Der Gedanke, dass sich auf diesem Wege die kulturelle Prägung Deutschlands im Begriff ist aufzulösen, erscheint angesichts dieser Ausführungen nicht unplausibel. Vor allen Dingen sollte aber der Zusammenhang zwischen dem demografischen Wandel und der oben beschriebenen Aufgabe der binären Geschlechterordnung deutlich sein. Denn unabhängig davon, welche der konstruierten Geschlechteridentitäten gesellschaftliche Akzeptanz erfahren soll, haben sie doch alle eines gemeinsam: ihre Lebensentwürfe sind nicht auf die Fortpflanzung bzw. die Erhaltung der menschlichen Art ausgerichtet. Daher verfehlen auch finanzielle Anreize in Form von höheren Kindergeldbeiträgen oder Steuererleichterungen ebenso wie attraktivere Arbeitszeitmodelle ihre Wirkung. Denn der exzessive Individualismus korrespondiert nicht mit diesen Maßnahmen und beschäftigt den Menschen vielmehr mit der Frage, ob er sich noch im richtigen Körper befindet.

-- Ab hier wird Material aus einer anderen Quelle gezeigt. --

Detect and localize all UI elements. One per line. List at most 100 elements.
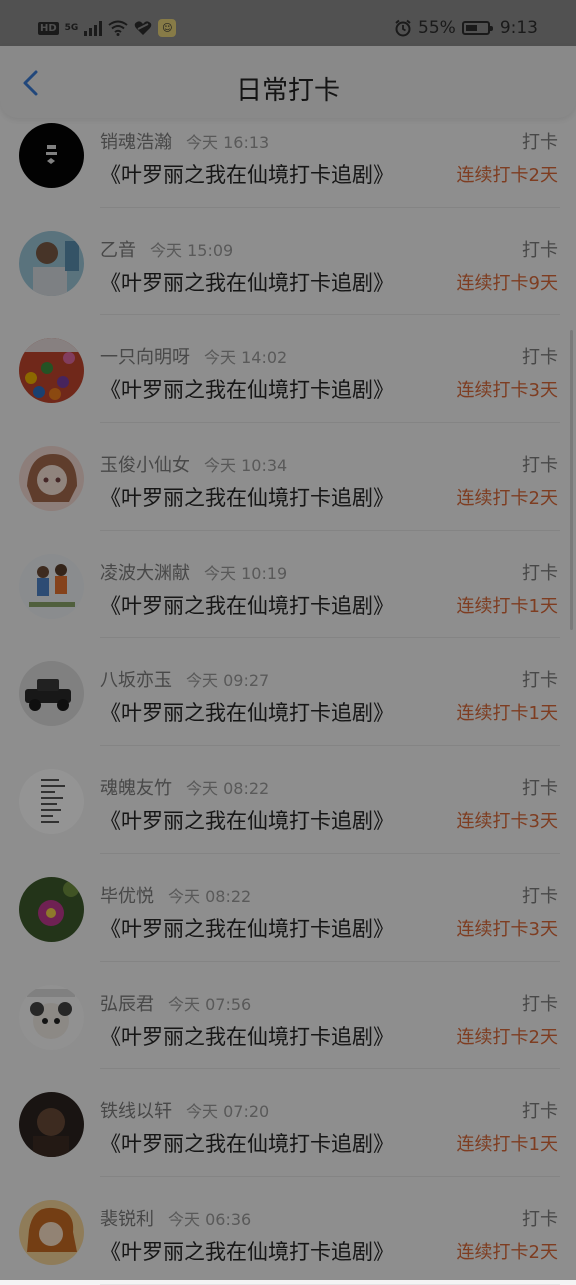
program-title: 《叶罗丽之我在仙境打卡追剧》 xyxy=(100,1024,394,1049)
program-title: 《叶罗丽之我在仙境打卡追剧》 xyxy=(100,163,394,187)
streak-label: 连续打卡3天 xyxy=(456,380,558,402)
battery-percent: 55% xyxy=(418,18,456,38)
avatar[interactable] xyxy=(19,1092,84,1158)
program-title: 《叶罗丽之我在仙境打卡追剧》 xyxy=(100,701,394,726)
nav-header: 日常打卡 xyxy=(0,46,576,118)
streak-label: 连续打卡1天 xyxy=(456,595,558,617)
program-title: 《叶罗丽之我在仙境打卡追剧》 xyxy=(100,486,394,511)
user-name-text: 乙音 xyxy=(100,239,136,261)
streak-label: 连续打卡1天 xyxy=(456,1134,558,1156)
avatar[interactable] xyxy=(19,446,84,512)
user-name: 裴锐利 今天 06:36 xyxy=(100,1205,251,1231)
wifi-icon xyxy=(108,20,128,36)
user-name-text: 魂魄友竹 xyxy=(100,778,172,800)
heart-link-icon xyxy=(135,21,152,35)
checkin-time: 今天 08:22 xyxy=(168,886,252,906)
divider xyxy=(100,1283,560,1285)
streak-label: 连续打卡3天 xyxy=(456,918,558,940)
user-name-text: 一只向明呀 xyxy=(100,347,190,369)
program-title: 《叶罗丽之我在仙境打卡追剧》 xyxy=(100,809,394,834)
list-item[interactable]: 魂魄友竹 今天 08:22 《叶罗丽之我在仙境打卡追剧》 打卡连续打卡3天 xyxy=(0,746,576,854)
status-icons-right: 55% 9:13 xyxy=(394,17,538,39)
checkin-label: 打卡 xyxy=(522,455,558,477)
user-name: 铁线以轩 今天 07:20 xyxy=(100,1097,269,1123)
avatar[interactable] xyxy=(19,876,84,942)
network-type: 5G xyxy=(64,22,79,33)
scrollbar[interactable] xyxy=(570,330,573,630)
checkin-label: 打卡 xyxy=(522,885,558,907)
list-item[interactable]: 弘辰君 今天 07:56 《叶罗丽之我在仙境打卡追剧》 打卡连续打卡2天 xyxy=(0,962,576,1070)
user-name: 弘辰君 今天 07:56 xyxy=(100,990,251,1016)
checkin-time: 今天 15:09 xyxy=(150,240,234,260)
program-title: 《叶罗丽之我在仙境打卡追剧》 xyxy=(100,593,394,618)
list-item[interactable]: 八坂亦玉 今天 09:27 《叶罗丽之我在仙境打卡追剧》 打卡连续打卡1天 xyxy=(0,638,576,747)
user-name-text: 毕优悦 xyxy=(100,885,154,907)
avatar[interactable] xyxy=(19,1199,84,1265)
streak-label: 连续打卡2天 xyxy=(456,488,558,510)
checkin-label: 打卡 xyxy=(522,562,558,584)
user-name: 销魂浩瀚 今天 16:13 xyxy=(100,128,269,154)
avatar[interactable] xyxy=(19,230,84,296)
signal-icon xyxy=(84,20,103,36)
streak-label: 连续打卡9天 xyxy=(456,272,558,294)
list-item[interactable]: 裴锐利 今天 06:36 《叶罗丽之我在仙境打卡追剧》 打卡连续打卡2天 xyxy=(0,1177,576,1285)
checkin-time: 今天 07:20 xyxy=(186,1102,270,1122)
user-name-text: 玉俊小仙女 xyxy=(100,455,190,477)
wechat-notification-icon: ☺ xyxy=(158,19,177,37)
alarm-icon xyxy=(395,19,411,37)
avatar[interactable] xyxy=(19,338,84,404)
checkin-list: 销魂浩瀚 今天 16:13 《叶罗丽之我在仙境打卡追剧》 打卡 连续打卡2天 乙音 今天 1… xyxy=(0,100,576,1285)
checkin-time: 今天 07:56 xyxy=(168,994,252,1014)
checkin-time: 今天 06:36 xyxy=(168,1209,252,1229)
avatar[interactable] xyxy=(19,984,84,1050)
checkin-time: 今天 10:19 xyxy=(204,563,288,583)
user-name-text: 凌波大渊献 xyxy=(100,562,190,584)
checkin-time: 今天 09:27 xyxy=(186,671,270,691)
user-name: 凌波大渊献 今天 10:19 xyxy=(100,559,287,585)
avatar[interactable] xyxy=(19,123,84,188)
streak-label: 连续打卡2天 xyxy=(456,165,558,186)
user-name-text: 铁线以轩 xyxy=(100,1101,172,1123)
checkin-label: 打卡 xyxy=(522,993,558,1015)
checkin-label: 打卡 xyxy=(522,778,558,800)
program-title: 《叶罗丽之我在仙境打卡追剧》 xyxy=(100,378,394,403)
user-name: 魂魄友竹 今天 08:22 xyxy=(100,774,269,800)
streak-label: 连续打卡3天 xyxy=(456,811,558,833)
page-title: 日常打卡 xyxy=(235,76,340,106)
program-title: 《叶罗丽之我在仙境打卡追剧》 xyxy=(100,916,394,941)
program-title: 《叶罗丽之我在仙境打卡追剧》 xyxy=(100,1239,394,1264)
streak-label: 连续打卡2天 xyxy=(456,1026,558,1048)
avatar[interactable] xyxy=(19,553,84,619)
user-name: 毕优悦 今天 08:22 xyxy=(100,882,251,908)
checkin-label: 打卡 xyxy=(522,132,558,153)
list-item[interactable]: 玉俊小仙女 今天 10:34 《叶罗丽之我在仙境打卡追剧》 打卡连续打卡2天 xyxy=(0,423,576,531)
user-name: 玉俊小仙女 今天 10:34 xyxy=(100,451,287,477)
avatar[interactable] xyxy=(19,769,84,835)
clock: 9:13 xyxy=(499,18,538,38)
program-title: 《叶罗丽之我在仙境打卡追剧》 xyxy=(100,270,394,295)
checkin-time: 今天 16:13 xyxy=(186,133,270,152)
checkin-label: 打卡 xyxy=(522,1101,558,1123)
checkin-label: 打卡 xyxy=(522,239,558,261)
list-item[interactable]: 一只向明呀 今天 14:02 《叶罗丽之我在仙境打卡追剧》 打卡 连续打卡3天 xyxy=(0,315,576,424)
streak-label: 连续打卡1天 xyxy=(456,703,558,725)
user-name-text: 八坂亦玉 xyxy=(100,670,172,692)
list-item[interactable]: 乙音 今天 15:09 《叶罗丽之我在仙境打卡追剧》 打卡连续打卡9天 xyxy=(0,208,576,316)
status-icons-left: HD 5G ☺ xyxy=(38,17,177,39)
user-name-text: 裴锐利 xyxy=(100,1208,154,1230)
list-item[interactable]: 铁线以轩 今天 07:20 《叶罗丽之我在仙境打卡追剧》 打卡连续打卡1天 xyxy=(0,1069,576,1177)
battery-icon xyxy=(461,21,493,35)
checkin-time: 今天 10:34 xyxy=(204,456,288,476)
user-name: 乙音 今天 15:09 xyxy=(100,236,233,262)
user-name: 一只向明呀 今天 14:02 xyxy=(100,343,287,369)
checkin-time: 今天 08:22 xyxy=(186,779,270,799)
hd-icon: HD xyxy=(38,21,59,35)
program-title: 《叶罗丽之我在仙境打卡追剧》 xyxy=(100,1132,394,1157)
checkin-time: 今天 14:02 xyxy=(204,348,288,368)
checkin-label: 打卡 xyxy=(522,1208,558,1230)
avatar[interactable] xyxy=(19,661,84,727)
list-item[interactable]: 凌波大渊献 今天 10:19 《叶罗丽之我在仙境打卡追剧》 打卡连续打卡1天 xyxy=(0,531,576,639)
list-item[interactable]: 毕优悦 今天 08:22 《叶罗丽之我在仙境打卡追剧》 打卡连续打卡3天 xyxy=(0,854,576,962)
checkin-label: 打卡 xyxy=(522,670,558,692)
streak-label: 连续打卡2天 xyxy=(456,1241,558,1263)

Mit dem geplanten Selbstbestimmungsgesetz gibt die sogenannte offene Gesellschaft dem Individuum nun einen weiteren Grund an die Hand, sich um den eigenen Nachwuchs nicht weiter scheren zu müssen und stattdessen an der eigenen Geschlechtsentfaltung zu feilen. Doch auch die kritischen Stimmen aus dem konservativen und rechten politischen Spektrum bieten keine überzeugende und tragfähige Alternative. Zumindest was die Union und weite Teile der AfD angeht, dreht sich ihre Kritik eher um die Umsetzung des Gesetzes, als das dahinterstehende Geschlechterbild fundamental in Zweifel zu ziehen.